Vanmiddag, omstreeks een uur, kwamen Jan Kok en Jan Kloppenburg uitgeput uit de rimboe gestrompeld. Met open armen werden zij in Pulau Panggung opgevangen. Wat een opluchting, twee van de drie vermiste jongens zijn weer terecht. Maar wat zagen zij er uit en welke verschrikkingen hebben zij meegemaakt. Het begon allemaal toen majoor Mol hen de opdracht gaf om de tweede wagen met Marius van Koll op te sporen en daarna uit te zoeken of er van de eerste wagen nog jongens waren ontkomen. De tweede wagen was alweer op weg naar Pulau Panggung om hulp. Even later in de buurt van de eerste wagen moesten de beide jongens machteloos toezien hoe Simandjuntak en zijn bende een orgie van wreedheid aanrichten. En hoe de rampokkers de groene en bebloede uniformen van de vermoorde jongens aantrokken.Van uit de verte leken zij nu opeens op Hollandse soldaten. Dat was dan ook de bedoeling van deze aasgieren. In de verwarring die op dit alles volgde zijn de beide Jannen verdwaald. Tot het invallen van de duisternis hebben zij gezocht om daarna de nacht in de jungle door te brengen. De volgende morgen zijn zij verder gaan dwalen en zoeken. 's Middags om drie uur vonden zij een hutje op een ladang. In het hutje echter troffen zij een tani aan. Tot de volgende morgen hielden zij zich verscholen in de hut, intussen moesten zij wel de tani beletten alarm te slaan. Op aanwijzing van de tani zijn zij de volgende dag richting Pulau Panggung gaan lopen.

 

Maar hoe betrouwbaar is zo'n aanwijzing?
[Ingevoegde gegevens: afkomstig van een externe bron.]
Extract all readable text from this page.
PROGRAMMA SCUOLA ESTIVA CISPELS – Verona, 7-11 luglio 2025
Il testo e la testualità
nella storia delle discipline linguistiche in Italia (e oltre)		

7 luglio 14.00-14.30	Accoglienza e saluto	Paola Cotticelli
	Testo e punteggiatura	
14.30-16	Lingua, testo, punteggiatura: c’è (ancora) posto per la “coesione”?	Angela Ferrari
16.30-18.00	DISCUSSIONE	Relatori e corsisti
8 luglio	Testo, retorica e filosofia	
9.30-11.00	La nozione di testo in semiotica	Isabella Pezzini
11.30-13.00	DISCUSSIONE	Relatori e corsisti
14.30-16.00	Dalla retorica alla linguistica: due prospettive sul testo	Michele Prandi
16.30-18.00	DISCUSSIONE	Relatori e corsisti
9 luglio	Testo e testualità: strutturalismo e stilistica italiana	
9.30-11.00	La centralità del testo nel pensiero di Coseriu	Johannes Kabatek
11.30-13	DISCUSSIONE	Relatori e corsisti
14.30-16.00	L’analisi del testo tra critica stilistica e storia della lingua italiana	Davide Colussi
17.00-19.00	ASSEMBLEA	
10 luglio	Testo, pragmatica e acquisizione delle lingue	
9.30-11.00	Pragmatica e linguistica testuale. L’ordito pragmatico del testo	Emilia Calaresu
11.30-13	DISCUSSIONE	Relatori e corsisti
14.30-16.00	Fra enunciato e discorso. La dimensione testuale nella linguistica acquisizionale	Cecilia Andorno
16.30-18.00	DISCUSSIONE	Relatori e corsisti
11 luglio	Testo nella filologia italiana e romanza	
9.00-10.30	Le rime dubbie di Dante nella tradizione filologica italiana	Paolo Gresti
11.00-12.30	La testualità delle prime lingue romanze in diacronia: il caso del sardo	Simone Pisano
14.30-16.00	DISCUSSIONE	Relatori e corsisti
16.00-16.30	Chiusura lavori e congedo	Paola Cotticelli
Zij kruisten een pad naar Prapau, een boerengehucht. Op weg naar Prapau ontmoetten zij de Sumatraan Mahari bin Linggar. Deze vriendelijke man heeft onze beide soldaten dwars door het terrein naar Pulau Panggung geloodst. De beide jongens waren uitgeput en gehavend, maar daar herstel je wel van. Behalve de geestelijke schade, daar doe je je gehele leven mee. Na dit avontuur mochten zij een paar dagen met verlof naar Batoe Radja. Zij mochten bij de Bataljonscommandant op de thee komen. Deze bikkelharde emotieloze officier sprak de jongens bemoedigend toe. Om bij te komen van de schrik stelde hij de jongens voor om weer eens gezellig mee te rijden met een ravitailleringskonvooi. Dit was teveel voor Jan Kok, hij schuimbekte van woede. "Wil je ons g.v.d. nog een keer kapot laten maken!" beet hij de B.C. toe. (Dit voorval is gesust en er is geen rapport van opgemaakt.)

Na zijn Indiëperiode trad Jan Kok in dienst bij de marine. Enkele jaren later emigreerde hij naar Australië
Jan Kloppenburg’s latere leven is enorm beïnvloed door zijn oorlogstrauma
Piet Roda wordt nog steeds vermist.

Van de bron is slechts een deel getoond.